The first chapter relates to fasting, including its benefits. But he recalls that “Hunger is the most humiliating human condition, a curse that has persecuted humanity since its origin and which is the cause of mass emigration. “

His recipes

In the chapter devoted to salt, He explains: “For a long time, I have not put it in the cooking water of pasta or rice. I add instead a few drops of anchovy extract in the seasoning. I put in any dish, even on the hard egg.” He adds: “For those who were born and grew up in the sea, salt is the one on the skin wiped after a dive. I prefer to keep it on me, like protection.
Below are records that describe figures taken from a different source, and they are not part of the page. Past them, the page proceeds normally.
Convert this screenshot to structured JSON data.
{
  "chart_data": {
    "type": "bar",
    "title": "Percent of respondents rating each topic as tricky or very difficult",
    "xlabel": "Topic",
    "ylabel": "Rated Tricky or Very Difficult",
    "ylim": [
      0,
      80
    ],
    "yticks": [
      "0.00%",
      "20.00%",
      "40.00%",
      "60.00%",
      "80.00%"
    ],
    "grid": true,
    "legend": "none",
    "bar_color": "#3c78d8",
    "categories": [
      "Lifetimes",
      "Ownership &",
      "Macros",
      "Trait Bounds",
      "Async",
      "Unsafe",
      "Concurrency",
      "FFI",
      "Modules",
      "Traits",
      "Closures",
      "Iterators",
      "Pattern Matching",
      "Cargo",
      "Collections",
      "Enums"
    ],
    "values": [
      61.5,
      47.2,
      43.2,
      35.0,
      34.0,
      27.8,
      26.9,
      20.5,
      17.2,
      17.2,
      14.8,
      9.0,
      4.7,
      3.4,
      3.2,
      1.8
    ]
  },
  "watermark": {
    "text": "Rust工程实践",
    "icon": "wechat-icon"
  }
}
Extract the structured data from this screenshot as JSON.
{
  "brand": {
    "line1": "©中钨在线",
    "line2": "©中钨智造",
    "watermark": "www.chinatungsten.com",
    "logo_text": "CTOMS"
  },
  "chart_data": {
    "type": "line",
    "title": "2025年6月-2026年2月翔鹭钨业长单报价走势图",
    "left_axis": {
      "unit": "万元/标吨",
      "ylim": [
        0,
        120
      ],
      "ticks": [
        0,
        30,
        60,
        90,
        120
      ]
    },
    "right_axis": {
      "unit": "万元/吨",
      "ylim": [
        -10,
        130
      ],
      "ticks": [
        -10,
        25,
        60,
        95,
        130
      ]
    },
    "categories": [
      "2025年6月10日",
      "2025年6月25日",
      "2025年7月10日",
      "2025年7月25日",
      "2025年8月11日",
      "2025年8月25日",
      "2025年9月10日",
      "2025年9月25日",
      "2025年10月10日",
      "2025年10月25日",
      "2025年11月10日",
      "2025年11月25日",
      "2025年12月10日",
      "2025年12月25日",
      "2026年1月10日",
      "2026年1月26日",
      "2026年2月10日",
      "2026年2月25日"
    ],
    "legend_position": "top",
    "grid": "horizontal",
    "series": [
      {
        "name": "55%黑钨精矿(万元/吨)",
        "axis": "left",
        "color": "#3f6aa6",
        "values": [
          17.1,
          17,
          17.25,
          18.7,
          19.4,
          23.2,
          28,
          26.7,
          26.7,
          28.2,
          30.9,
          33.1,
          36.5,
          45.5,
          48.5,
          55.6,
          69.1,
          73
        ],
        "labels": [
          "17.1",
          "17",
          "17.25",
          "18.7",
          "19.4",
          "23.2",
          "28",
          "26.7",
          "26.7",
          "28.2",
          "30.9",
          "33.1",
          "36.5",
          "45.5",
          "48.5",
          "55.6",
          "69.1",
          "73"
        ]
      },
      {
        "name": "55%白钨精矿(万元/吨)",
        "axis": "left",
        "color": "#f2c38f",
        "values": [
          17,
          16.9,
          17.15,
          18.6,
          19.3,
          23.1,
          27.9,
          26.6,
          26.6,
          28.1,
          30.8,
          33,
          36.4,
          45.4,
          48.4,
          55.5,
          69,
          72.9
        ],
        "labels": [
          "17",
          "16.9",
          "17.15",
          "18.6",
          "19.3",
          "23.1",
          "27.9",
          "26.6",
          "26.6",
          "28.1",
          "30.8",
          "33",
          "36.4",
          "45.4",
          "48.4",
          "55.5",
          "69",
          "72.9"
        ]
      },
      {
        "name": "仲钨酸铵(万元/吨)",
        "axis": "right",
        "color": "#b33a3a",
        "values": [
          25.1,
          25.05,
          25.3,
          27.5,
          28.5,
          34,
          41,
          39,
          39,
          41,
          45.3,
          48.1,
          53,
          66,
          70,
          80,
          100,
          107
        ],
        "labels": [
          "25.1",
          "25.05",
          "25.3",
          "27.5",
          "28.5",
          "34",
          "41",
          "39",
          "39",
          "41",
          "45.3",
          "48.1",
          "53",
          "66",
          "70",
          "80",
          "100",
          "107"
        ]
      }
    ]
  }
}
I like its smell.”

For the nutritionist, the two grams of salt per day recommended by the World Health Organization were very quickly affected: “Just rinse the vegetables in a box, eat capers or drink a glass of energy drink”.

“Montedio” in 2002, Erri de Luca, the wonderful griot

The book shows an Erri by Luca Ascetic, lonely and solar at the same time, petri not the sacrosanct rules of hospitality and human solidarity, backing up, said his mother, journalists by the smell of garlic he liked to crunch. “I sometimes speak on my own, to hear a voice. I don’t have electricity, I stopped paying and I was cut it off. I manage with candles and the fire of the fireplace.”

The book even ends with fifteen old recipes of dishes dear to the Neapolitan writer like the Macaroni omelette (omelet of macaroni), the Meat sauce (meat sauce) or Casatiello (Neapolitan Easter bread).

Familiar flavors | Story | Erri de Luca with the comments of Valerio Galasso, translated from the Italian by Danièle Valin | Gallimard, 256 pp. € 18, digital € 13

EXTRACT

“Our arrival at noon was welcomed by a cry of right ragù in the nose. This sauce was screaming, it was a standing stadium after a goal, a embrace, a jump and a waterfall in the nostrils. I will never find this assault at the top of my senses. At, table, in front of this dish of pasta in the ragù, never with cheese which was an insult, I was sitting very wisely. plate.”

blythe.sheridan
blythe.sheridan
Blythe’s St. Louis arts desk compares graffiti tags to opera arias—each review ends with a playlist.